If such a ban were to be upheld, I predict it wouldn’t be long before prayer would be banned before daily sessions of Congress. Even with prayer, these geniuses can’t manage a two-car funeral without blowing a few billion of our tax dollars. Can you imagine what would happen to us if God turned his back on them? Shudder.
This is where I must admit some culpability along with former Gov. George E. Perdue for interjecting prayer into the affairs of state. You may recall that Georgia was in the midst of a severe drought in 2007. Gov. Perdue decided to take drastic action and ask for divine intervention since nothing else seemed to be working. He invited Dr. Gil Watson, the World’s Greatest Preacher, to come to the Capitol and — in the governor’s words — “pray up a storm.” Why Dr. Gil?
Given that I was Gov. Perdue’s very favorite newspaper columnist — it is only rumor that he once tried to chain me to an anchor and see if I could swim across one of his concrete fish ponds — I am sure he had read of my praise for Dr. Gil’s untiring but seemingly futile efforts to save my sorry soul.
The governor had to believe that if the World’s Greatest Preacher could abide the theological challenge of trying to convert a modest and much-beloved columnist who seems to have half the universe upset with his smart-alecky comments — although not always the same half every week — into something warm and fuzzy, surely he could manage a mere trifle like a severe drought.

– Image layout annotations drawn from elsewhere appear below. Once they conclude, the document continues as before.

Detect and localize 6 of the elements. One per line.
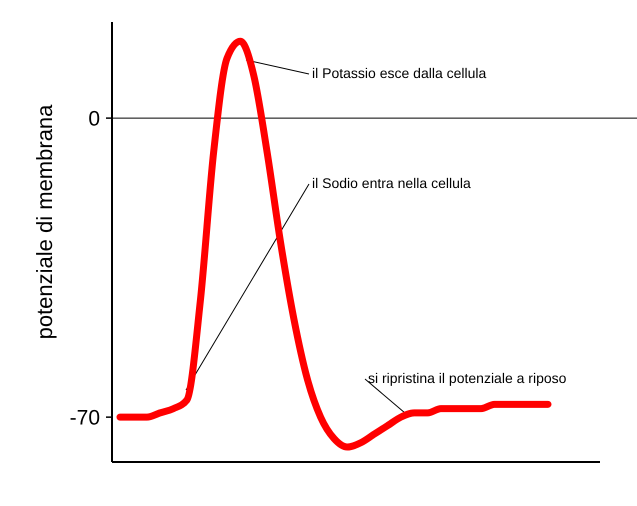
annotation: il Potassio esce dalla cellula: [312, 65, 487, 81]
y-axis-title: potenziale di membrana: [32, 104, 57, 340]
annotation: il Sodio entra nella cellula: [312, 175, 471, 191]
annotation: si ripristina il potenziale a riposo: [368, 370, 567, 386]
y-tick-label: -70: [70, 406, 100, 430]
y-tick-label: 0: [88, 107, 100, 130]
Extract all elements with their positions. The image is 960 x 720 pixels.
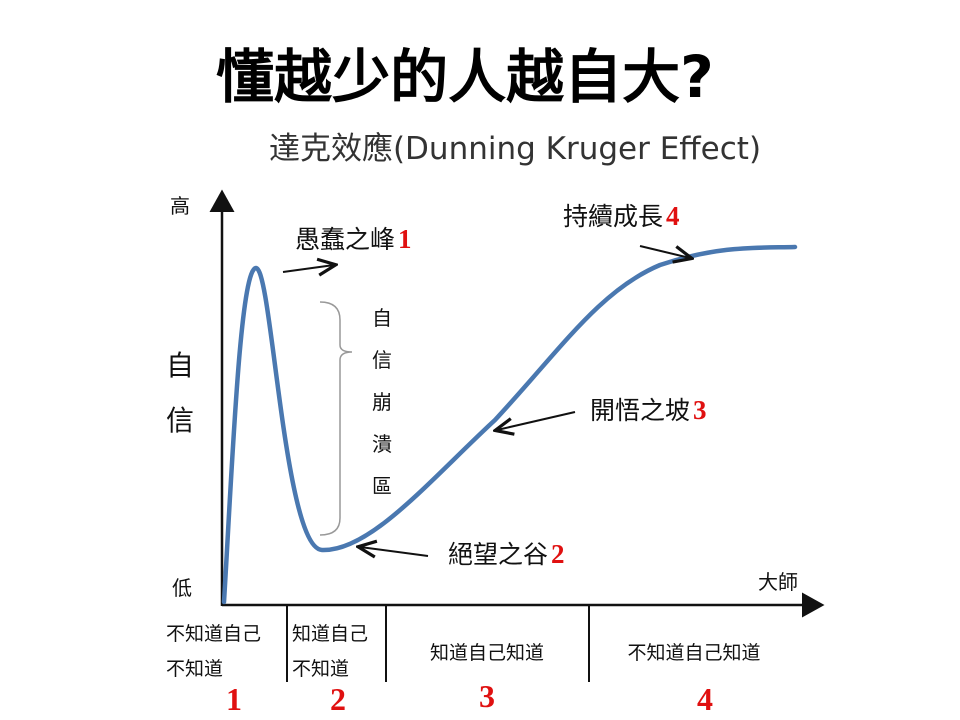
valley-annotation: 絕望之谷 2 xyxy=(448,539,565,569)
subtitle: 達克效應(Dunning Kruger Effect) xyxy=(269,131,761,167)
stage-3-label: 知道自己知道 xyxy=(430,642,544,664)
collapse-zone-bracket xyxy=(319,301,353,536)
y-axis-title-2: 信 xyxy=(166,404,194,437)
y-axis-low-label: 低 xyxy=(172,576,192,600)
y-axis-title-1: 自 xyxy=(166,349,194,382)
stage-2-line-2: 不知道 xyxy=(292,658,349,680)
page-title: 懂越少的人越自大? xyxy=(216,43,714,111)
stage-2-number: 2 xyxy=(330,681,346,717)
stage-1-line-1: 不知道自己 xyxy=(166,623,261,645)
x-axis-end-label: 大師 xyxy=(758,570,798,594)
plateau-arrow xyxy=(639,245,690,258)
stage-1-number: 1 xyxy=(226,681,242,717)
y-axis-high-label: 高 xyxy=(170,194,190,218)
plateau-number: 4 xyxy=(666,201,680,231)
plateau-annotation: 持續成長 4 xyxy=(563,201,680,231)
valley-arrow xyxy=(360,547,429,556)
collapse-zone-char: 區 xyxy=(372,474,392,498)
peak-annotation: 愚蠢之峰 1 xyxy=(295,224,412,254)
collapse-zone-char: 信 xyxy=(372,348,392,372)
plateau-label: 持續成長 xyxy=(563,202,663,231)
confidence-curve xyxy=(221,244,798,605)
stage-4-label: 不知道自己知道 xyxy=(627,642,760,664)
peak-arrow xyxy=(282,265,334,272)
peak-label: 愚蠢之峰 xyxy=(295,225,395,254)
stage-1-line-2: 不知道 xyxy=(166,658,223,680)
peak-number: 1 xyxy=(398,224,412,254)
stage-4-number: 4 xyxy=(697,681,713,717)
collapse-zone-char: 崩 xyxy=(372,390,392,414)
slope-label: 開悟之坡 xyxy=(590,396,690,425)
stage-2-line-1: 知道自己 xyxy=(292,623,368,645)
collapse-zone-char: 潰 xyxy=(372,432,392,456)
slope-annotation: 開悟之坡 3 xyxy=(590,395,707,425)
valley-label: 絕望之谷 xyxy=(448,540,548,569)
valley-number: 2 xyxy=(551,539,565,569)
slope-arrow xyxy=(497,411,576,430)
slope-number: 3 xyxy=(693,395,707,425)
stage-3-number: 3 xyxy=(479,678,495,714)
collapse-zone-char: 自 xyxy=(372,306,392,330)
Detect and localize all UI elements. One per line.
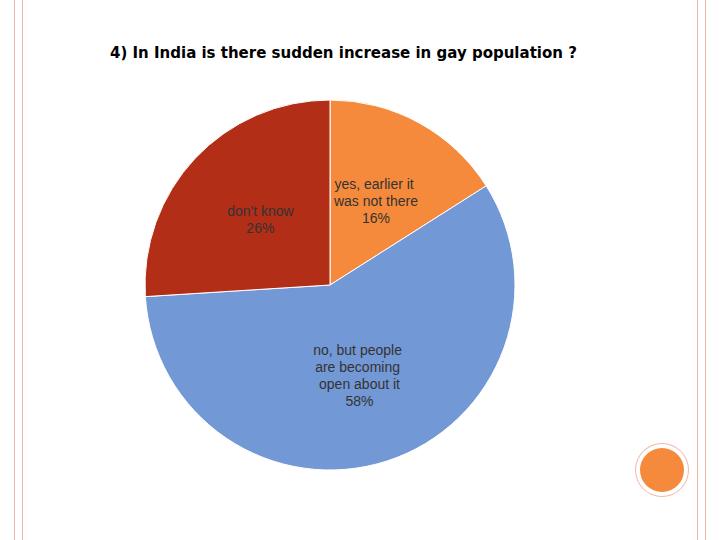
svg-text:no, but people: no, but people <box>313 342 406 358</box>
svg-text:yes, earlier it: yes, earlier it <box>334 176 417 192</box>
svg-text:are becoming: are becoming <box>315 359 404 375</box>
svg-text:4) In India is there sudden in: 4) In India is there sudden increase in … <box>110 44 577 62</box>
svg-text:26%: 26% <box>246 220 274 236</box>
svg-text:open about it: open about it <box>319 376 400 392</box>
svg-text:don't know: don't know <box>227 203 294 219</box>
svg-text:16%: 16% <box>362 210 390 226</box>
svg-text:58%: 58% <box>345 393 373 409</box>
svg-text:was not there: was not there <box>333 193 418 209</box>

You know the rest of the story. Dr. Gil Watson came onto parched government property and asked God to let it rain. Because God likes Dr. Gil a lot, he made it rain almost immediately and six years later, it is still raining in Georgia. Basements have flooded, rivers and streams have overflowed their banks, bridges have washed away, ducks are mildewed and a lot of atheists are slogging around in hip waders and cursing whatever atheists curse when they get mad.

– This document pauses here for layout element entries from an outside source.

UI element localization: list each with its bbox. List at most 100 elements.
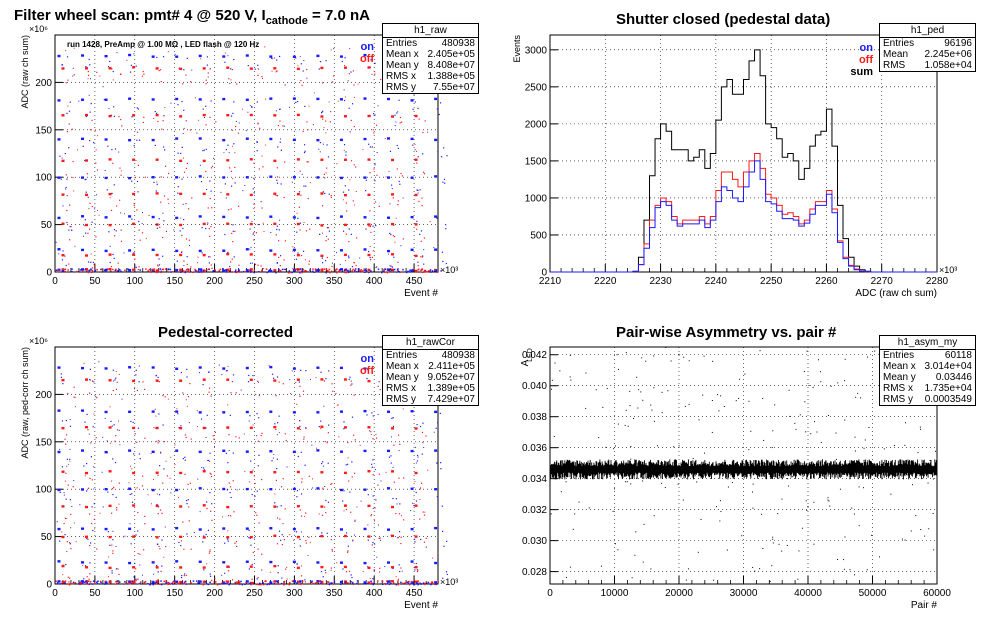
data-point-baseline: [335, 268, 337, 271]
data-point-on: [387, 528, 391, 531]
data-point-noise: [201, 466, 203, 468]
data-point-on: [222, 176, 226, 179]
data-point-off: [284, 84, 286, 86]
data-point-on: [89, 64, 91, 66]
data-point-on: [327, 462, 329, 464]
data-point-off: [257, 576, 259, 579]
data-point-on: [371, 466, 373, 468]
data-point-off: [305, 427, 307, 429]
data-point-on: [83, 465, 85, 467]
data-point-off: [189, 482, 191, 484]
data-point-noise: [228, 152, 230, 154]
data-point-off: [132, 253, 136, 256]
data-point-baseline: [262, 583, 265, 586]
data-point-on: [175, 488, 179, 492]
data-point-off: [348, 240, 350, 243]
data-point-off: [423, 237, 426, 239]
data-point-baseline: [360, 269, 362, 271]
asymmetry-outlier: [927, 482, 929, 484]
data-point-on: [442, 577, 444, 579]
stats-box-name: h1_ped: [880, 24, 975, 38]
data-point-noise: [118, 151, 120, 153]
data-point-off: [343, 193, 347, 197]
data-point-baseline: [336, 271, 338, 274]
data-point-baseline: [56, 582, 59, 584]
data-point-off: [345, 233, 347, 235]
data-point-baseline: [347, 582, 349, 584]
data-point-on: [392, 497, 394, 500]
data-point-on: [66, 56, 69, 58]
data-point-on: [390, 462, 392, 464]
data-point-off: [348, 570, 351, 573]
data-point-baseline: [393, 268, 396, 271]
data-point-baseline: [170, 271, 173, 273]
data-point-baseline: [422, 582, 425, 584]
data-point-noise: [417, 192, 419, 194]
data-point-baseline: [283, 581, 286, 583]
data-point-off: [64, 255, 66, 257]
data-point-noise: [82, 564, 84, 566]
y-tick-label: 100: [35, 485, 52, 496]
data-point-on: [277, 146, 279, 148]
data-point-noise: [371, 73, 373, 75]
data-point-noise: [376, 152, 378, 154]
data-point-baseline: [355, 271, 358, 273]
data-point-on: [186, 368, 188, 371]
stats-row: Entries 480938: [383, 350, 478, 361]
data-point-on: [387, 137, 391, 140]
data-point-baseline: [250, 583, 252, 586]
asymmetry-band: [549, 459, 938, 480]
data-point-off: [132, 535, 136, 538]
asymmetry-outlier: [772, 467, 774, 469]
data-point-off: [96, 397, 98, 399]
x-tick-label: 300: [286, 588, 303, 599]
data-point-baseline: [114, 269, 117, 271]
data-point-off: [305, 542, 307, 544]
data-point-on: [300, 582, 302, 584]
asymmetry-outlier: [585, 372, 587, 374]
data-point-on: [303, 144, 306, 146]
data-point-baseline: [356, 580, 359, 582]
data-point-off: [296, 504, 300, 508]
data-point-off: [306, 161, 308, 163]
asymmetry-outlier: [569, 354, 571, 356]
asymmetry-outlier: [839, 488, 841, 490]
data-point-off: [87, 429, 89, 431]
asymmetry-outlier: [630, 458, 632, 460]
data-point-off: [138, 583, 140, 585]
data-point-noise: [370, 433, 372, 435]
data-point-baseline: [288, 583, 291, 586]
data-point-on: [207, 459, 210, 462]
data-point-on: [366, 414, 368, 416]
data-point-on: [151, 561, 155, 564]
data-point-on: [348, 255, 350, 257]
asymmetry-outlier: [572, 528, 574, 530]
data-point-baseline: [89, 581, 92, 583]
data-point-on: [343, 428, 345, 430]
asymmetry-outlier: [673, 446, 675, 448]
data-point-off: [256, 514, 258, 516]
data-point-off: [155, 379, 159, 382]
data-point-off: [257, 68, 260, 70]
data-point-on: [297, 252, 299, 254]
data-point-on: [128, 410, 132, 414]
data-point-off: [179, 566, 183, 569]
y-tick-label: 0.040: [522, 381, 547, 392]
data-point-off: [373, 132, 375, 134]
data-point-off: [391, 566, 395, 569]
data-point-baseline: [411, 580, 413, 583]
asymmetry-outlier: [792, 476, 794, 478]
data-point-on: [245, 366, 249, 370]
data-point-on: [180, 152, 182, 155]
data-point-off: [378, 205, 380, 208]
data-point-off: [187, 396, 190, 398]
data-point-noise: [362, 571, 364, 573]
data-point-on: [410, 560, 414, 563]
data-point-on: [175, 526, 179, 530]
data-point-noise: [182, 157, 184, 159]
stats-box-rows: Entries 480938 Mean x 2.405e+05 Mean y 8.408e…: [383, 38, 478, 93]
data-point-off: [114, 440, 116, 442]
data-point-off: [210, 473, 212, 475]
data-point-off: [210, 167, 213, 169]
data-point-baseline: [87, 271, 90, 274]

The moral of this story is to be careful what you pray for. Your prayers just might be answered.
If Dr. Gil Watson, the World’s Greatest Preacher, could convince God to make it rain for six years, imagine what the two of them could do with Congress and the Georgia Legislature and assorted local fiefdoms. It boggles the mind. I suspect it would be no time before a contrite state legislator would hold a press conference and announce solemnly, “I know I’ve told you that letting lizard-loafered lobbyists to take me to Sea Island to play golf and sipping an occasional adult beverage in a private box at a Braves game in no way influences the way I vote on an issue of importance to them and their bosses. Of course it does. I was just joshing with you. But, hey, you keep reelecting me and I enjoy free-loading and your view of politics can’t get any lower than it already is, so who cares? Gosh, I feel so much better getting that off my conscience. Now, if you will excuse me I have a tee time.”
The flip side is that I worry that the godless may one day discover that prayer really works and I might never again hear from elitists who sniff at the notion that God made the duckbilled platypus to show us he had a sense of humor and then, in case we didn’t get the point, he tossed in some armadillos for good measure. To not be lectured by atheists would break my heart. God bless them one and all.
I’m not sure how the Supreme Court will rule on the matter, but I do hope that Gov. Nathan Deal doesn’t find himself ankle-deep in water at the Governor’s Mansion one day and order Dr. Gil Watson to come to the Capitol and ask God to make it quit raining so much. I am not anxious to see Georgia turn into the Mojave Desert and have to share a cactus with godless barbarians who think Walt Disney created the duckbilled platypus. Can I get an Amen?